In a press conference this afternoon, President Obama laid out his plan for restructuring the GSEs. His plan sounds very similar to what is being proposed in the Senate, so there were no big surprises. His plan includes a wind down of Fannie and Freddie (no specific timetable provided) to make room for the private sector. His plan includes some form of government backstop, as necessary to encourage a liquid market for mortgage-backed securities (MBS) and the 30 year fixed rate product. The government backstop would insure investor recovery of principal and interest, but would only be paid after substantial private capital has been depleted. He acknowledged that this will take a long time. He offered a couple of things that could be done much sooner, like creating a common Fannie/Freddie platform for issuing new MBS and reducing Fannie’s and Freddie’s mortgage holdings. He emphasized that any restructuring needs to provide adequate opportunity for first time home buyers.
There was very little change in today's Fed statement from the prior statement released on June 19. Investors viewed this as good news for MBS, since the most likely potential changes would have been negative for MBS. For example, some investors thought that the Fed would provide more concrete guidance on the timing to begin to taper its bond purchases.
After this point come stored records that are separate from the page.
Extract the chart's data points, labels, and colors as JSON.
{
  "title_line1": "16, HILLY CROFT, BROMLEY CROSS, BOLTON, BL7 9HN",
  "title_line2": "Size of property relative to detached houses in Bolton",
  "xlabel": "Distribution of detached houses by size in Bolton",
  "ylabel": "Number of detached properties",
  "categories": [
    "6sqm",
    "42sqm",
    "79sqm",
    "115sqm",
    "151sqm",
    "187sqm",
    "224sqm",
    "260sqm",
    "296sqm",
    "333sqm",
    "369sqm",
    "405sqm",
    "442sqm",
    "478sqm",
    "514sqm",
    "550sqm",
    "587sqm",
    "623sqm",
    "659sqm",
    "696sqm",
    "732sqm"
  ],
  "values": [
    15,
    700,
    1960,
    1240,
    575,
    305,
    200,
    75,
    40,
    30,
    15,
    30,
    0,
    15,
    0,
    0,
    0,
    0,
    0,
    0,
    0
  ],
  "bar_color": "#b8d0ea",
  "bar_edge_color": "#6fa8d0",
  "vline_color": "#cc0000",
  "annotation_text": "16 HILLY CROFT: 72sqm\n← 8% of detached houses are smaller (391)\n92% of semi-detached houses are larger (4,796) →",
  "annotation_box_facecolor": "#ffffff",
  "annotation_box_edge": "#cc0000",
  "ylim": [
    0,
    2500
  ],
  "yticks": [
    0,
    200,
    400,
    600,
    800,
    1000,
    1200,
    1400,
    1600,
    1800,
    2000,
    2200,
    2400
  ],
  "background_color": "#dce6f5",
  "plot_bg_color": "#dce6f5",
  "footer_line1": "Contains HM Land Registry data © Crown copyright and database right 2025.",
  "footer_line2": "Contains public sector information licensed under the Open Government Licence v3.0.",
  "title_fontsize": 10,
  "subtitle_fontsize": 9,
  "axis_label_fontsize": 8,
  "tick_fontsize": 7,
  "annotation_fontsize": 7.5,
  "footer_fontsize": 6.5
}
Instead, by avoiding specifics, Fed officials left the timing more open-ended. A decline in the quantity of Fed bond purchases will be negative for MBS. The primary change to the statement was the Fed's description of the economy. The statement said that the economy is growing at a "modest" pace, while the last statement said that the pace of economic growth was "moderate". The statement noted that Fed officials expect inflation to rise moderately over the medium term, but that there is a risk that it will decline to undesirable levels. The consensus view is still that the Fed will begin to taper its bond purchases in September, unless economic growth weakens significantly. Friday's Employment report will be one of the major upcoming data points which will influence future Fed policy.